The military has tried to pre-empt the challenges associated with relaxing standards for entry. In 2024, it introduced a probationary period, which, ironically, may contribute to lower completion rates by making it easier to remove recruits who do not meet the standards. Since March 2026, the CAF requires three years of residency before eligibility (the initial policy also never gave permanent residents unconditional eligibility).
The latest recruitment announcement also included measures to modernize application and recruitment processes and increase recruit school capacity.
After decades of difficulty reaching its total strength (the government authorized the Regular Force to grow to 70,000 in 2008, a target that has yet to be met), the military is proactively rethinking recruitment. It was high time the military tried a different approach.
The leaked report suggests the CAF is embracing the kind of risk-taking defence experts have long urged in procurement. While fear of poor results fuels risk aversion, the military, defence community, and public must learn to accept risk and understand that it comes with downsides – this is how one innovates and adapts.
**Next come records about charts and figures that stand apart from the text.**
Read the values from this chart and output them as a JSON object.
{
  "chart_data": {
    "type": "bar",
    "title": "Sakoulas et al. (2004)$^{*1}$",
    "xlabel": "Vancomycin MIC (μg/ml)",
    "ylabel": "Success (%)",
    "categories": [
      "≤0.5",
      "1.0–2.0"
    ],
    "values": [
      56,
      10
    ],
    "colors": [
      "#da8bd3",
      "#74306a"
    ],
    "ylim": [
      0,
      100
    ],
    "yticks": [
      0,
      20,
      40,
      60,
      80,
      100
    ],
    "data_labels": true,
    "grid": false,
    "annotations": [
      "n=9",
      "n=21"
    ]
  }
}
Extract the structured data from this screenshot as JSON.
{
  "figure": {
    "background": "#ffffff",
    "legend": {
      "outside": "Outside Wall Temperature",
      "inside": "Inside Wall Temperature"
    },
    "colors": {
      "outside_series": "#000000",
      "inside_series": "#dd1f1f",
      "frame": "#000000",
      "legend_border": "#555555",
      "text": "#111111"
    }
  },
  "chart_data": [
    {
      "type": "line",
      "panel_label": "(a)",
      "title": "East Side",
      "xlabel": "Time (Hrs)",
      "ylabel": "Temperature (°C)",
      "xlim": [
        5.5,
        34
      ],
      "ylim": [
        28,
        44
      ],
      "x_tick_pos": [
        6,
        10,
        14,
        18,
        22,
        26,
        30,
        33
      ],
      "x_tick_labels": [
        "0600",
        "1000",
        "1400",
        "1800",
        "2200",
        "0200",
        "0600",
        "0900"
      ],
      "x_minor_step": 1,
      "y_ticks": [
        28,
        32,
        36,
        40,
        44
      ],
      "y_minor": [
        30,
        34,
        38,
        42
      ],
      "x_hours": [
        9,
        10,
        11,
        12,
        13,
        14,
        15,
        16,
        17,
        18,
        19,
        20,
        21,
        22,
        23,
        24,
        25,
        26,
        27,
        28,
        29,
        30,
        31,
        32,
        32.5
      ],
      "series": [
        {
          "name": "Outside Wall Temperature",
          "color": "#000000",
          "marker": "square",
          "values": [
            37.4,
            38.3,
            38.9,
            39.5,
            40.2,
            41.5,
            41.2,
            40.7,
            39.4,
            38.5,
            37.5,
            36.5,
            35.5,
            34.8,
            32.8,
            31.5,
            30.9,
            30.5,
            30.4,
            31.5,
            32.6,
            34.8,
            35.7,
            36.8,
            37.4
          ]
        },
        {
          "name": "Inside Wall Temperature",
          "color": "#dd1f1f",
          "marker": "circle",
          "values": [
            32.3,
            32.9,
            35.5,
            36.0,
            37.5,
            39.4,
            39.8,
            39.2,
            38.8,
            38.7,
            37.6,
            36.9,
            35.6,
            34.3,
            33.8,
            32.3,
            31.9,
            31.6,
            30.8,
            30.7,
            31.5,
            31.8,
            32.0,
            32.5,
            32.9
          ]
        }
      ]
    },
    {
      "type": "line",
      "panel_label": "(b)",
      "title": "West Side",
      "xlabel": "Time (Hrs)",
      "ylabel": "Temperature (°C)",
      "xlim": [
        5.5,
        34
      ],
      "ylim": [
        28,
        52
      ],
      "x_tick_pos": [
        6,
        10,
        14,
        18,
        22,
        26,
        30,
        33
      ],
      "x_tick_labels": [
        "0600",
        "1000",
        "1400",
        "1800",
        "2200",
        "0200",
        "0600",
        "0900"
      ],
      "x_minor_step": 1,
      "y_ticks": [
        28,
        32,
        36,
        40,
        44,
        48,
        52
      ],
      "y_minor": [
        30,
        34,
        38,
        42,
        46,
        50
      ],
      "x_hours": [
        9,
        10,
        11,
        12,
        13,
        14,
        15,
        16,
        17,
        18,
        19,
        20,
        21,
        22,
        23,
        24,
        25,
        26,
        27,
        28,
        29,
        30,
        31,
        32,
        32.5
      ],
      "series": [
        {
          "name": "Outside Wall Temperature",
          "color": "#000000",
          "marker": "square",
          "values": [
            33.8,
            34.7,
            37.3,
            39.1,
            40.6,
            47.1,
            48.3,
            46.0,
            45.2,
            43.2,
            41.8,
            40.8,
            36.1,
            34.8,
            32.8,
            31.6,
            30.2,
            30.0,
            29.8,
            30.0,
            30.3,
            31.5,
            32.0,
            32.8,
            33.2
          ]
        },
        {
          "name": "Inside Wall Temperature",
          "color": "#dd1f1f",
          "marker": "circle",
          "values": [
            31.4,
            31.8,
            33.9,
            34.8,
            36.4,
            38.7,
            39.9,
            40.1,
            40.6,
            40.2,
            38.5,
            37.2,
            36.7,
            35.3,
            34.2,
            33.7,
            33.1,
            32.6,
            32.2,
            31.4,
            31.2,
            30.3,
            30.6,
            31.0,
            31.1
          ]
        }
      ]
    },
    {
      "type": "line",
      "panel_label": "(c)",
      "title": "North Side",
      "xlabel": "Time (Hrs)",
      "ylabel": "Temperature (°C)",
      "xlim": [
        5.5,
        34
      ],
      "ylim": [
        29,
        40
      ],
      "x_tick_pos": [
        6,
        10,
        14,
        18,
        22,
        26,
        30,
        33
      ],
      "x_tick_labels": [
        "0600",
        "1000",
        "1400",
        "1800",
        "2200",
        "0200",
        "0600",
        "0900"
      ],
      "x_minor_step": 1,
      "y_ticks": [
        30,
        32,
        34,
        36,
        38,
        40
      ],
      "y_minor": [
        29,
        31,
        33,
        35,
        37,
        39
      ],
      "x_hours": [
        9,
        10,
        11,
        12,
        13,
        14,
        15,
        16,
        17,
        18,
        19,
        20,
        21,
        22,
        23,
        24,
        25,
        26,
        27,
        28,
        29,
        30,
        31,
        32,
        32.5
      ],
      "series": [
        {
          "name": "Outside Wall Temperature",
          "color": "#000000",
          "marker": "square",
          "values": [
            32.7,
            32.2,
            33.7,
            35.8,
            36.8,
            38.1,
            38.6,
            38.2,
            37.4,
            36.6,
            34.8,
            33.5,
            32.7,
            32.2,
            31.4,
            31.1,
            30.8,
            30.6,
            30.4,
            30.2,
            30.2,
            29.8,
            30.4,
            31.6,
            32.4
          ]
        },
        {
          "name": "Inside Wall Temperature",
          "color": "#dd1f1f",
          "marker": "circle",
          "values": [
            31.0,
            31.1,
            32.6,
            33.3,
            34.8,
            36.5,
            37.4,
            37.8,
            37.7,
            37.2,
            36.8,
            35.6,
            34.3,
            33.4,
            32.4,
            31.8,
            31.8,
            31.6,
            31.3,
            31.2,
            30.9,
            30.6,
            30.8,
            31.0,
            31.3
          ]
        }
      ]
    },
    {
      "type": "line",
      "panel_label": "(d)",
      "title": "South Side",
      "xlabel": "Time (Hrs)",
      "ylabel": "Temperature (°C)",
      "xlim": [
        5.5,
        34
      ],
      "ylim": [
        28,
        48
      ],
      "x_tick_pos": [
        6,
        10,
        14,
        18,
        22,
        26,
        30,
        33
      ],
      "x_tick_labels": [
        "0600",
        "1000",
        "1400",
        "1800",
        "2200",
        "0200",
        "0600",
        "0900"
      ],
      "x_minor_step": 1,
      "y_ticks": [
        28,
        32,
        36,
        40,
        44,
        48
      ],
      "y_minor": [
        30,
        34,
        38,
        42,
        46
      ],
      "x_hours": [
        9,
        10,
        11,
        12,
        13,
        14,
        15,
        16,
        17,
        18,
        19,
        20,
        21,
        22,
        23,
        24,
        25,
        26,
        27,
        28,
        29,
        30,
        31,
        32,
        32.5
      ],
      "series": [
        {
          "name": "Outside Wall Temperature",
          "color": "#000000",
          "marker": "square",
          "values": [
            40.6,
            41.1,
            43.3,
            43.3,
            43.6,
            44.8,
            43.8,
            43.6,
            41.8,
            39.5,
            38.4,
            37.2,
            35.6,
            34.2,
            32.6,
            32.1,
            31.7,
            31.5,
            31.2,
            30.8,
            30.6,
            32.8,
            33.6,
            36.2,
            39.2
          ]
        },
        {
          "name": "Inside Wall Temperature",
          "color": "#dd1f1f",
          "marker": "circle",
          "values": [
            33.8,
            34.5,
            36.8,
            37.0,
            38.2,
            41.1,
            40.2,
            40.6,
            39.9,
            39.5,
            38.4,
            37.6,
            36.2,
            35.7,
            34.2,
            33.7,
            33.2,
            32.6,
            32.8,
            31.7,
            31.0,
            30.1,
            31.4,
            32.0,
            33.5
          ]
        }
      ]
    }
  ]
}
But the CAF could – and should – be bolder.
Instead of tweaking the selection standards, the military should establish entry and basic training standards tailored to recruits’ chosen trades, which would help restore historical training success rates without reducing overall enrollment. Adequately resourcing recruitment and training schools will be crucial, but digitized recruitment now makes it more feasible than a decade ago. It would improve triaging of candidates by skills and interest, and could reduce attrition.
This would require a different way to think about recruitment and who we think aviators, sailors, and soldiers should be. It would be uncomfortable – and difficult – for the military to implement, but not impossible. Doing it would show that the CAF is adapting, and is becoming the learning organization it claims to be. It is time we build this muscle, however uncomfortable the process is.